简体   繁体   English

Python Pandas NLTK从Dataframe中的文本字段'join()参数'错误中提取常用短语(ngrams)

[英]Python Pandas NLTK Extract Common Phrases (ngrams) From Text Field in Dataframe 'join() argument' Error

I have the following sample dataframe: 我有以下示例数据帧:

No  category    problem_definition_stopwords
175 2521       ['coffee', 'maker', 'brewing', 'properly', '2', '420', '420', '420']
211 1438       ['galley', 'work', 'table', 'stuck']
912 2698       ['cloth', 'stuck']
572 2521       ['stuck', 'coffee']

The 'problem_definition_stopwords' field has already been tokenized with stop gap words removed. 'problem_definition_stopwords'字段已被标记化,并删除了间隙词。

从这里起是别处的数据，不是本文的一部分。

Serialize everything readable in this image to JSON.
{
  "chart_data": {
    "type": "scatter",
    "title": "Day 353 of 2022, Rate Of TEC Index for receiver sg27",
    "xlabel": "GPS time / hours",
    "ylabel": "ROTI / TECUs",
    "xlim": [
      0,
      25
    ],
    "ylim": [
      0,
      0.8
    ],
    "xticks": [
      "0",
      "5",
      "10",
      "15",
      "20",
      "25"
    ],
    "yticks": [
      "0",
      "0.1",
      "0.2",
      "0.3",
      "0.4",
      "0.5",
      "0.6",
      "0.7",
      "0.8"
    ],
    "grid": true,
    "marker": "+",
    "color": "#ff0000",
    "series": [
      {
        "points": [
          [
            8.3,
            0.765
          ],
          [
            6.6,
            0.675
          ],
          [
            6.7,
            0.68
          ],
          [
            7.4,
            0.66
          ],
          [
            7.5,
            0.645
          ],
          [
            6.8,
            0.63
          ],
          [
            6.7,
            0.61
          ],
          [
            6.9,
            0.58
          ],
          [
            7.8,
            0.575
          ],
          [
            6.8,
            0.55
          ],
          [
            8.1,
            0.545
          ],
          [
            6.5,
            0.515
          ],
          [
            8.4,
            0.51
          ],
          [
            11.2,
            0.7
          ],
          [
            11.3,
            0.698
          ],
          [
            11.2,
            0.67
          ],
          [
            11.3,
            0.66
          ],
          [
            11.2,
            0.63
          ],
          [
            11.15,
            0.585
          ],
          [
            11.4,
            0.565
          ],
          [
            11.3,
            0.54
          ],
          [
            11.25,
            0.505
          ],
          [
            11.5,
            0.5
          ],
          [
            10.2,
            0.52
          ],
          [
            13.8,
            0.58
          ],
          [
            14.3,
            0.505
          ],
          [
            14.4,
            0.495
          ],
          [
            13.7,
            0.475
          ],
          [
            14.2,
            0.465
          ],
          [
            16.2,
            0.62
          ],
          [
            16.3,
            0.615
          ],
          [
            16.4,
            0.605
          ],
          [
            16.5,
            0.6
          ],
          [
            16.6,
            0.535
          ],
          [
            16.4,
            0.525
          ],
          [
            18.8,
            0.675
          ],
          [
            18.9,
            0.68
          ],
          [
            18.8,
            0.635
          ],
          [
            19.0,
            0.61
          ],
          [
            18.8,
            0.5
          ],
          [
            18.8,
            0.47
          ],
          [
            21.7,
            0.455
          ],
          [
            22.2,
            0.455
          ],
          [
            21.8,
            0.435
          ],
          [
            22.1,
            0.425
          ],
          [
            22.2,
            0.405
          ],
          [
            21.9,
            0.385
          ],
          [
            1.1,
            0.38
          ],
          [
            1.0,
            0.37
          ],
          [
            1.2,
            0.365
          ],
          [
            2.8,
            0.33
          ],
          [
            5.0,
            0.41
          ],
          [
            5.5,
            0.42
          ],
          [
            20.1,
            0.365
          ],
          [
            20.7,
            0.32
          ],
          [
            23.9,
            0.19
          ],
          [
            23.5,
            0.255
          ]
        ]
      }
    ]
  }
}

I want to create n-grams from the 'problem_definition_stopwords' field. 我想从'problem_definition_stopwords'字段创建n-gram。 Specifically, I want to extract n-grams from my data and find the ones that have the highest point wise mutual information (PMI). 具体来说,我想从我的数据中提取n-gram并找到具有最高点相互信息(PMI)的n-gram。

Essentially I want to find the words that co-occur together much more than I would expect them to by chance. 从本质上讲,我希望找到共同发生的词语,而不是偶然的机会。

I tried the following code: 我尝试了以下代码:

import nltk
from nltk.collocations import *

bigram_measures = nltk.collocations.BigramAssocMeasures()
trigram_measures = nltk.collocations.TrigramAssocMeasures()

# errored out here 
finder = BigramCollocationFinder.from_words(nltk.corpus.genesis.words(df['problem_definition_stopwords']))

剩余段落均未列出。